When I’m not drawing or painting, I dabble some in gardening. I have a Meyer lemon tree that I’ve managed to keep alive, and its lemons are just ripening. I like Meyer lemons since they’re larger than regular lemons, and not as tart.
I made lemon bars for the first time this weekend, and they are awesome! Let me know if you give them a shot!
½ c. butter, softened
¼ c. white sugar
1 c. all purpose flour
¾ c. white sugar
2 tbsp. all purpose flour
zest of 1 large lemon
juice of 1 large lemon (appx. ¼ cup)
- 1. Preheat oven to 350 degrees F
- 2. In a medium bowl, blend together softened butter, 1 c. flour, pinch of salt, and ¼ c. sugar. Press into the bottom of an ungreased 8×8 inch pan.

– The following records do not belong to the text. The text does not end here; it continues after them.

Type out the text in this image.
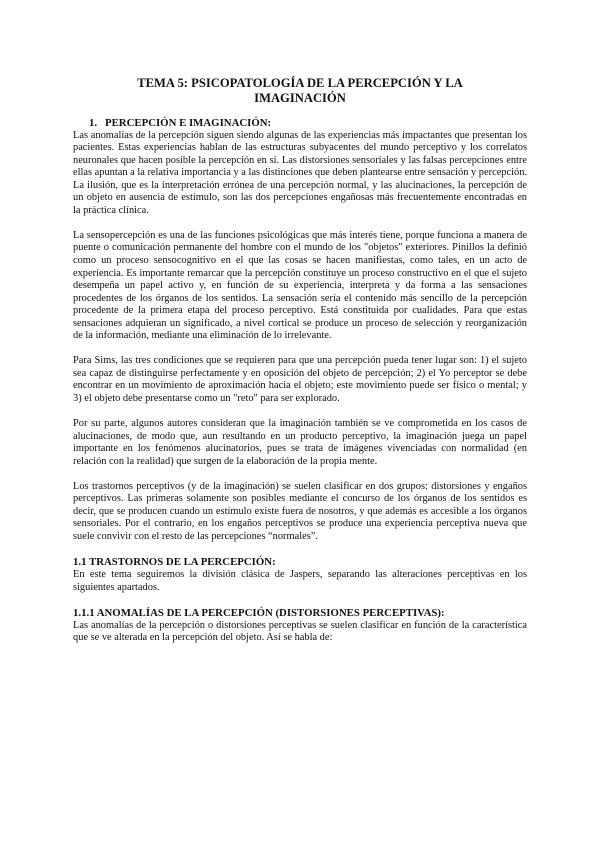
TEMA 5: PSICOPATOLOGÍA DE LA PERCEPCIÓN Y LA
IMAGINACIÓN
1. PERCEPCIÓN E IMAGINACIÓN:

Las anomalías de la percepción siguen siendo algunas de las experiencias más impactantes que presentan los pacientes. Estas experiencias hablan de las estructuras subyacentes del mundo perceptivo y los correlatos neuronales que hacen posible la percepción en sí. Las distorsiones sensoriales y las falsas percepciones entre ellas apuntan a la relativa importancia y a las distinciones que deben plantearse entre sensación y percepción. La ilusión, que es la interpretación errónea de una percepción normal, y las alucinaciones, la percepción de un objeto en ausencia de estímulo, son las dos percepciones engañosas más frecuentemente encontradas en la práctica clínica.

La sensopercepción es una de las funciones psicológicas que más interés tiene, porque funciona a manera de puente o comunicación permanente del hombre con el mundo de los "objetos" exteriores. Pinillos la definió como un proceso sensocognitivo en el que las cosas se hacen manifiestas, como tales, en un acto de experiencia. Es importante remarcar que la percepción constituye un proceso constructivo en el que el sujeto desempeña un papel activo y, en función de su experiencia, interpreta y da forma a las sensaciones procedentes de los órganos de los sentidos. La sensación sería el contenido más sencillo de la percepción procedente de la primera etapa del proceso perceptivo. Está constituida por cualidades. Para que estas sensaciones adquieran un significado, a nivel cortical se produce un proceso de selección y reorganización de la información, mediante una eliminación de lo irrelevante.

Para Sims, las tres condiciones que se requieren para que una percepción pueda tener lugar son: 1) el sujeto sea capaz de distinguirse perfectamente y en oposición del objeto de percepción; 2) el Yo perceptor se debe encontrar en un movimiento de aproximación hacia el objeto; este movimiento puede ser físico o mental; y 3) el objeto debe presentarse como un "reto" para ser explorado.

Por su parte, algunos autores consideran que la imaginación también se ve comprometida en los casos de alucinaciones, de modo que, aun resultando en un producto perceptivo, la imaginación juega un papel importante en los fenómenos alucinatorios, pues se trata de imágenes vivenciadas con normalidad (en relación con la realidad) que surgen de la elaboración de la propia mente.

Los trastornos perceptivos (y de la imaginación) se suelen clasificar en dos grupos: distorsiones y engaños perceptivos. Las primeras solamente son posibles mediante el concurso de los órganos de los sentidos es decir, que se producen cuando un estímulo existe fuera de nosotros, y que además es accesible a los órganos sensoriales. Por el contrario, en los engaños perceptivos se produce una experiencia perceptiva nueva que suele convivir con el resto de las percepciones “normales”.

1.1 TRASTORNOS DE LA PERCEPCIÓN:

En este tema seguiremos la división clásica de Jaspers, separando las alteraciones perceptivas en los siguientes apartados.

1.1.1 ANOMALÍAS DE LA PERCEPCIÓN (DISTORSIONES PERCEPTIVAS):

Las anomalías de la percepción o distorsiones perceptivas se suelen clasificar en función de la característica que se ve alterada en la percepción del objeto. Así se habla de:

- 3. Bake for 20-25 minutes until firm and golden. It’s better to slightly over bake the crust than under bake it.
- 4. In another bowl, whisk together the remaining ¾ c. sugar and 2 tablespoons flour. Whisk in the eggs, lemon zest, and lemon juice. Pour over the baked crust.
- 5. Bake for an additional 25 minutes in the oven. Bars will firm up as they cool.
I wind up having them sit under the broiler for a minute or two when they’re done to create just a little bit of a burnt sugar crust on the top. Enjoy!